Following the publication, other scientists began to find problems with how the study was constructed and the results it produced. Not surprisingly, that didn’t get much media attention. Fast forward through multiple other studies followed by investigations to the year 2010 when the Lancet Medical Journal officially retracted the study and the researchers were cited for ethical violations. In a crowning blow, the British Medical Journal published articles that chronicled the scientists being found guilty of fraud (they falsified data) largely for financial gain.
Sadly, news of the follow up—including The Lancet’s retraction and scientists’ fraud—did not make it on the radar of those who were already distrustful of the vaccine. That opposition is only fortified by articles repeating the flawed data from the study that continue to circulate on social media.
Even more unfortunate, the general decay of trust in institutions fed by numerous conspiracy theories and felt by some people in countries—both developed and otherwise—around the world has extended to medicine, as well, potentially causing people who fervently want to protect their families to be hesitant about receiving the very medical care that would provide the protection they seek.
Even with all this information about the efficacy of vaccines and the dangers of children not being vaccinated, a number of states in the US have continued to have large numbers of unvaccinated children.
In fact, in 2013, Colorado ranked 45th among states in vaccinating children 19-35 months and 50th in the numbers of kindergarteners who were vaccinated.

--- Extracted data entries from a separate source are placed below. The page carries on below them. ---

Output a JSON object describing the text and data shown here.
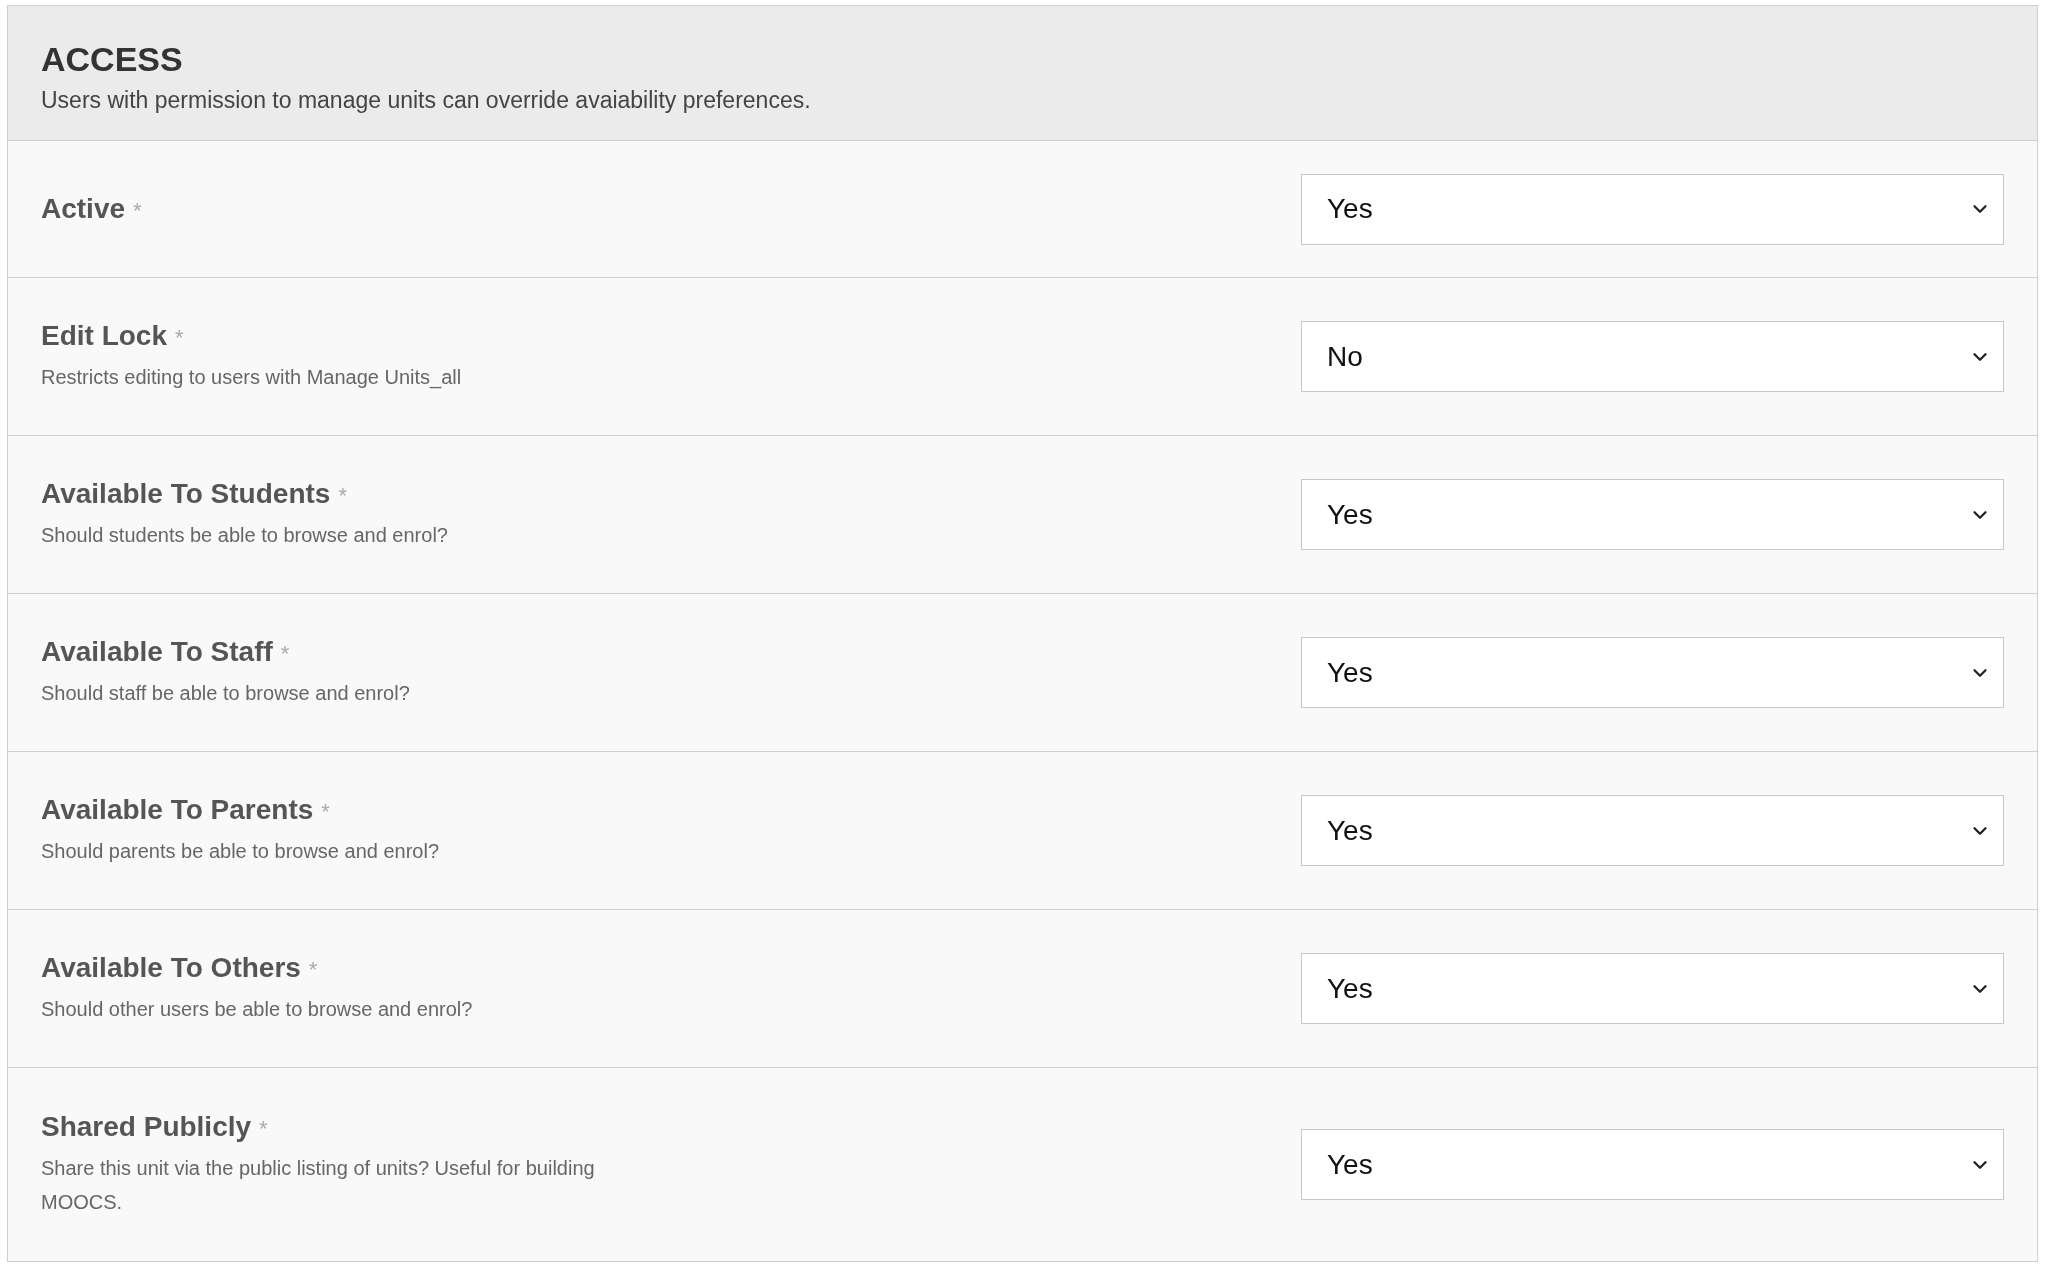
{
  "section": {
    "title": "ACCESS",
    "description": "Users with permission to manage units can override avaiability preferences."
  },
  "fields": [
    {
      "label": "Active",
      "required_mark": "*",
      "value": "Yes"
    },
    {
      "label": "Edit Lock",
      "required_mark": "*",
      "description": "Restricts editing to users with Manage Units_all",
      "value": "No"
    },
    {
      "label": "Available To Students",
      "required_mark": "*",
      "description": "Should students be able to browse and enrol?",
      "value": "Yes"
    },
    {
      "label": "Available To Staff",
      "required_mark": "*",
      "description": "Should staff be able to browse and enrol?",
      "value": "Yes"
    },
    {
      "label": "Available To Parents",
      "required_mark": "*",
      "description": "Should parents be able to browse and enrol?",
      "value": "Yes"
    },
    {
      "label": "Available To Others",
      "required_mark": "*",
      "description": "Should other users be able to browse and enrol?",
      "value": "Yes"
    },
    {
      "label": "Shared Publicly",
      "required_mark": "*",
      "description": "Share this unit via the public listing of units? Useful for building MOOCS.",
      "value": "Yes"
    }
  ]
}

Those numbers prompted the state to devote a significant amount of attention to increasing vaccination rates, and last year’s numbers show a marked improvement. As reported in the June 28, 2018 edition of The Denver Post, “New figures from the health department show, for the second school year in a row, that more than 90 percent of students got their required shots.”

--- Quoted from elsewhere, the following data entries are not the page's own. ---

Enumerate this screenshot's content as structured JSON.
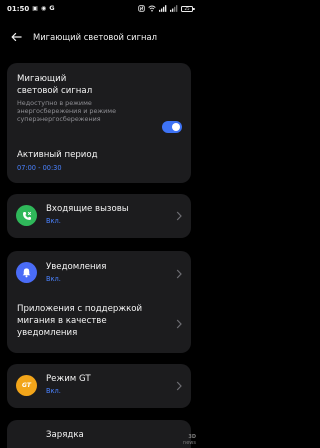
{
  "status_bar": {
    "time": "01:50",
    "battery_level": "25"
  },
  "header": {
    "title": "Мигающий световой сигнал"
  },
  "blink_card": {
    "title_line1": "Мигающий",
    "title_line2": "световой сигнал",
    "subtitle_line1": "Недоступно в режиме",
    "subtitle_line2": "энергосбережения и режиме",
    "subtitle_line3": "суперэнергосбережения",
    "toggle_on": true,
    "active_period_label": "Активный период",
    "active_period_value": "07:00 - 00:30"
  },
  "incoming_calls": {
    "label": "Входящие вызовы",
    "status": "Вкл.",
    "icon_color": "#2fb85a"
  },
  "notifications": {
    "label": "Уведомления",
    "status": "Вкл.",
    "icon_color": "#4a6cf7",
    "apps_line1": "Приложения с поддержкой",
    "apps_line2": "мигания в качестве",
    "apps_line3": "уведомления"
  },
  "gt_mode": {
    "label": "Режим GT",
    "status": "Вкл.",
    "icon_color": "#f2a51a",
    "icon_text": "GT"
  },
  "charging": {
    "label": "Зарядка"
  },
  "watermark": {
    "line1": "3D",
    "line2": "news"
  },
  "colors": {
    "background": "#000000",
    "card": "#1c1c1e",
    "accent": "#3e73f5",
    "secondary_text": "#8e8e93"
  }
}
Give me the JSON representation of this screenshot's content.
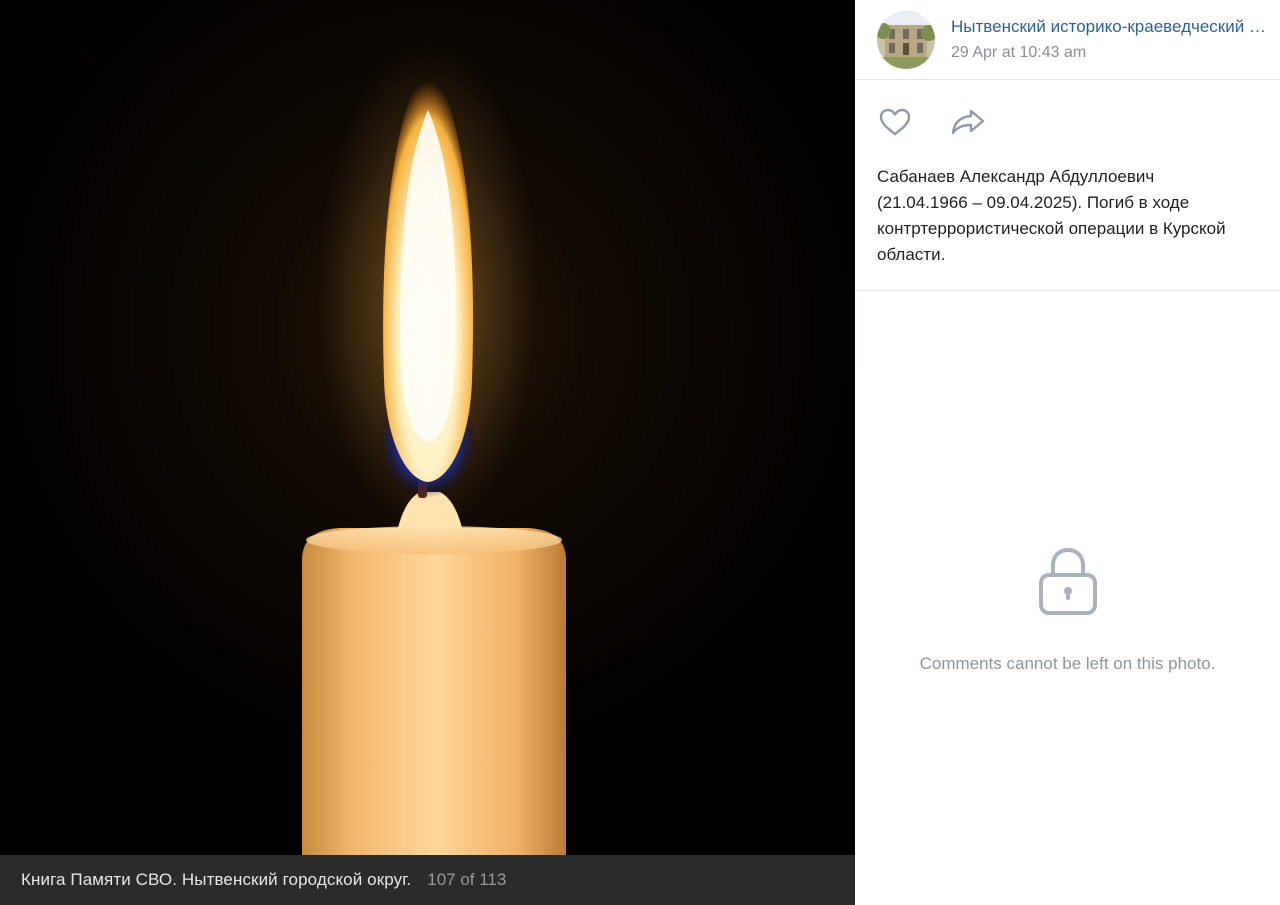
{
  "photo": {
    "description": "candle-flame-photo"
  },
  "caption": {
    "album_title": "Книга Памяти СВО. Нытвенский городской округ.",
    "counter": "107 of 113"
  },
  "post": {
    "group_name": "Нытвенский историко-краеведческий музей",
    "date": "29 Apr at 10:43 am",
    "text_lines": [
      "Сабанаев Александр Абдуллоевич",
      "(21.04.1966 – 09.04.2025). Погиб в ходе",
      "контртеррористической операции в Курской",
      "области."
    ]
  },
  "actions": {
    "like_icon": "heart-icon",
    "share_icon": "share-arrow-icon"
  },
  "comments": {
    "icon": "lock-icon",
    "message": "Comments cannot be left on this photo."
  },
  "colors": {
    "link": "#2f5f94",
    "muted": "#8a8f96",
    "icon": "#8d9aab",
    "caption_bg": "#2b2b2b"
  }
}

Kiowa County ranks right up there with the rest of the state. According to figures from Kiowa County Public Health, 93.3% of all school aged children are up to date on their vaccines with 3 families receiving exemptions.
Time will only tell how Clark County will weather this storm. Good news is that, as of this writing, there have been no new cases reported. Bad news: 10 other states are reporting cases of the measles. Oregon, which shares a border with Washington, just reported 4 cases in one county.

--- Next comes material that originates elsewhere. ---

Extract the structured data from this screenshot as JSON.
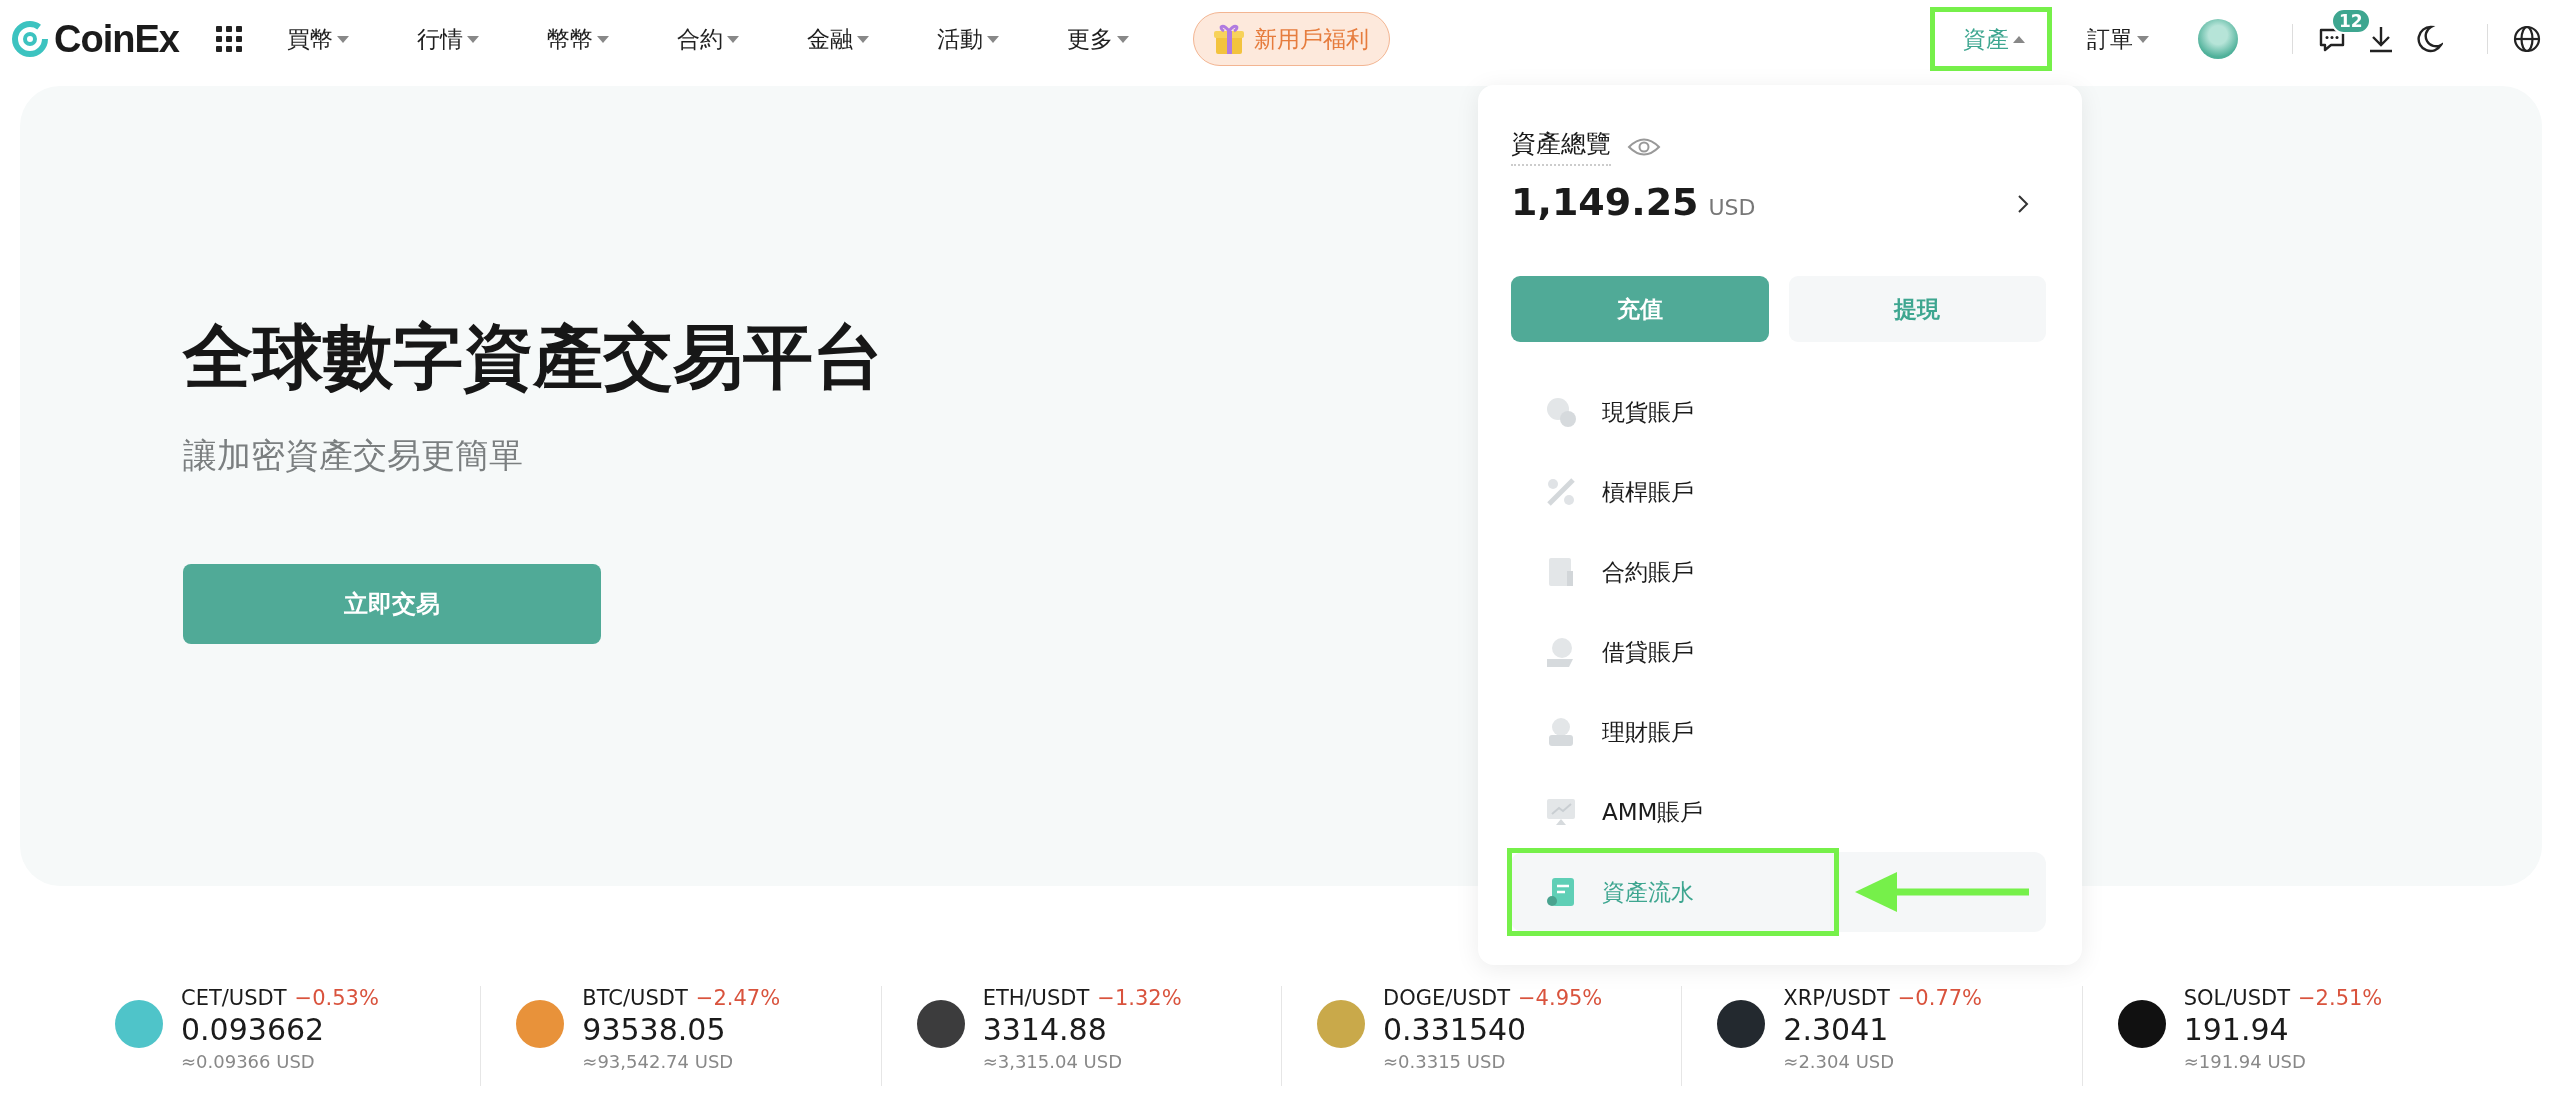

For its part, Washington State is talking about introducing legislation to remove personal exemptions as an acceptable reason for not vaccinating students. More than 700 residents—even with the outbreak going on around them—showed up to strongly and loudly voice their opposition. Similar moves are being considered by the other states that allow that exemption. No word on larger public sentiment yet.
Luckily for millions of people, there is the potential for measles to be eventually eradicated in most of the corners of the world. That basically leaves us with two questions: what is the cost of making measles a thing of the past? What is the cost of not doing that?